Flipping a legislature and changing the law is a lot more daunting than just electing one person who refuses to enforce the law. In many cases, Soros’ prosecutors decline to prosecute cases, toss charges or cut lax plea deals — bypassing the statutes on the books.
So egregious are the actions of the Soros-backed progressives that for the first time in history, these prosecutors have become household names — whether it be St. Louis Circuit Attorney Kim Gardner, who made headlines for persecuting the McCloskeys for defending their home against rioters, Chicago’s Kim Foxx, known for her role in attempting a cover-up after actor Jussie Smollett’s hate crime against Jussie Smollett, and the now-recalled Chesa Boudin of San Francisco, the son of 1960s radicals who was raised by terrorist Bill Ayers and effectively legalized shoplifting in the city.
Catalog of catastrophe
While putting together a truly comprehensive “best of the worst” Soros prosecutors list could fill several volumes, here are just some highlights:
- Ten days after taking office, Portland DA Mike Schmidt (backed with $320,000 from Soros) announced that he’d refuse to prosecute rioters in the summer of 2020, and instead defended them. Even though rioting is a felony, he doesn’t prosecute those cases.
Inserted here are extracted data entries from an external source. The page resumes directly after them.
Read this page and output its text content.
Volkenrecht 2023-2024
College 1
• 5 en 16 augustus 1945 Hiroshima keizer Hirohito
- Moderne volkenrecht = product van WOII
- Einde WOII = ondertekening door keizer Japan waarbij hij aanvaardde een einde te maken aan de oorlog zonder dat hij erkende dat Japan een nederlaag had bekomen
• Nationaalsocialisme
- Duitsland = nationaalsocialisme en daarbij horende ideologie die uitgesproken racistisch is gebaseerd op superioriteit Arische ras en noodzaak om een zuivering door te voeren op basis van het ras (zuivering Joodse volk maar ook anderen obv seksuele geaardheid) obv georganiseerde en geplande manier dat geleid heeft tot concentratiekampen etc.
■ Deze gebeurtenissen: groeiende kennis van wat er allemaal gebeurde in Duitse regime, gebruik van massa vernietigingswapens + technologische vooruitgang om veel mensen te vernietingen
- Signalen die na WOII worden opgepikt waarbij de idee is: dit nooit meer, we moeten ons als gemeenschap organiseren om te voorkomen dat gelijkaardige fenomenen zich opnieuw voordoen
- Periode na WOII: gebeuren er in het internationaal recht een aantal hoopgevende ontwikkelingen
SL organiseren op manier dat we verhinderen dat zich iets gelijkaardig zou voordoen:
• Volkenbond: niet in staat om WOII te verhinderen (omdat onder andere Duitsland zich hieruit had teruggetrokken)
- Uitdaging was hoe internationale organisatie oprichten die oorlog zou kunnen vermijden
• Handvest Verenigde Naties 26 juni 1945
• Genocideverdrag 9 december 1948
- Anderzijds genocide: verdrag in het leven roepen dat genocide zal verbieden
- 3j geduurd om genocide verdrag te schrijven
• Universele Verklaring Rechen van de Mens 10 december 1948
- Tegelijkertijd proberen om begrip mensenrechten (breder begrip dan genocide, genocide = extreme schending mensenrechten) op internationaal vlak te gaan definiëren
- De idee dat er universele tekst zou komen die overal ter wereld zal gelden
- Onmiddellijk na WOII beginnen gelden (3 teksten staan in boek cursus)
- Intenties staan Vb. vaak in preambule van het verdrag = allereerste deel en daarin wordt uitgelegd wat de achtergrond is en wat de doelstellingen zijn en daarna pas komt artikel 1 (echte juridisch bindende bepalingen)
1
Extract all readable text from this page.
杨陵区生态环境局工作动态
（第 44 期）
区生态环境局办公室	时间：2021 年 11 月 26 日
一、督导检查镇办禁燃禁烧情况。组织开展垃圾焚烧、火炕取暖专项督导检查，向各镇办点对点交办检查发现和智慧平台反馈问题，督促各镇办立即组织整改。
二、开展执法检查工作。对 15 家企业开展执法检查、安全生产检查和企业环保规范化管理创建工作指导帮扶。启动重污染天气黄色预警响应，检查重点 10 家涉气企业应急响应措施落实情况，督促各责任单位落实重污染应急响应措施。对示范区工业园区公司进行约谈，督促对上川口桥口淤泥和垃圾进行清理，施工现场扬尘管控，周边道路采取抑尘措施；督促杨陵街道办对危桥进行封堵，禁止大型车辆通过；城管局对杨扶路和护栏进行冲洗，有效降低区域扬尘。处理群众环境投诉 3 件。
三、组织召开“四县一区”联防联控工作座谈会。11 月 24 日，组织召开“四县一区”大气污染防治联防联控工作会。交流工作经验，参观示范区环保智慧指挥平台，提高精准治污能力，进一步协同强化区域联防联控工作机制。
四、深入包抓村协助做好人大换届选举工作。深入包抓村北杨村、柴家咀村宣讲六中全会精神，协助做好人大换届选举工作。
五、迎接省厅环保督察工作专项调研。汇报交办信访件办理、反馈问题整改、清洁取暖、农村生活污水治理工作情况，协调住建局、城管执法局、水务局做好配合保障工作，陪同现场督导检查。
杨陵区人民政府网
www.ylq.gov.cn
- He also refuses to prosecute individuals for “interfering with a peace officer, disorderly conduct in the second degree, criminal trespass in the first or second degree, escape in the third degree, and harassment and riot when it isn’t accompanied by a separate charge.”
- Philadelphia’s Larry Krasner (backed with nearly $1.5 million from Soros) dropped charges on more than 60% of shooting cases and 37% of illegal firearms cases in the two years after taking office in 2018. Not coincidentally, shootings and homicides have spiked since then. In 2020, Philadelphia prosecuted the lowest number of felony cases in 30 years — even though the city saw 499 homicides, more than New York has with five times the population. For reference, there were 351 homicides the year he took office. The city saw a record 562 homicides in 2021, and a slight decline to 516 in 2022, still much higher than when he took office.
- Soros spent $275,000 in California backing Contra Costa County DA Diana Becton, who was selected by a board of supervisors to serve the rest of the term of her predecessor, who was convicted of felony perjury. Part of the selection process to fill the vacancy included a questionnaire in which Becton repeatedly plagiarized responses, including Martin Luther King Jr. quotes she somehow thought wouldn’t get recognized. Three of five members of the board selected her anyway, and she later won a DA race in 2018. Becton had never served as a prosecutor before. Among the crimes that Becton won’t prosecute: graffiti, unless the graffiti offends her political sensibilities. After a couple allegedly painted over a Black Lives Matter mural, she filed three misdemeanor charges against them including violation of civil rights (a hate crime charge), vandalism, and possession of tools to commit vandalism.
- Soros backed Aramis Ayala to become Orlando’s state attorney for the Ninth Judicial Circuit Court of Florida, donating $1.4 million. In lieu of actual consequences, Ayala has sought to punish criminals like kindergartners by giving them an adult timeout and having their charges dropped in exchange for watching an educational video about resisting crimes and the dangers associated with breaking the law. Ironically, that very exercise teaches them that there aren’t many dangers associated with breaking the law.
Policy failures that kill
If the philosophy of progressive policing as advertised really worked, that shifting attention away from lesser offenses would decrease more serious crimes, we wouldn’t have seen the national crime wave that began in 2020 and has continued to this day, and it wouldn’t be especially pronounced in the exact cities following this philosophy.
Soros has spent millions backing these extreme criminal justice philosophies, but neither he nor the prosecutors he has backed have any regrets about the increases in property crime, disorder or even murder.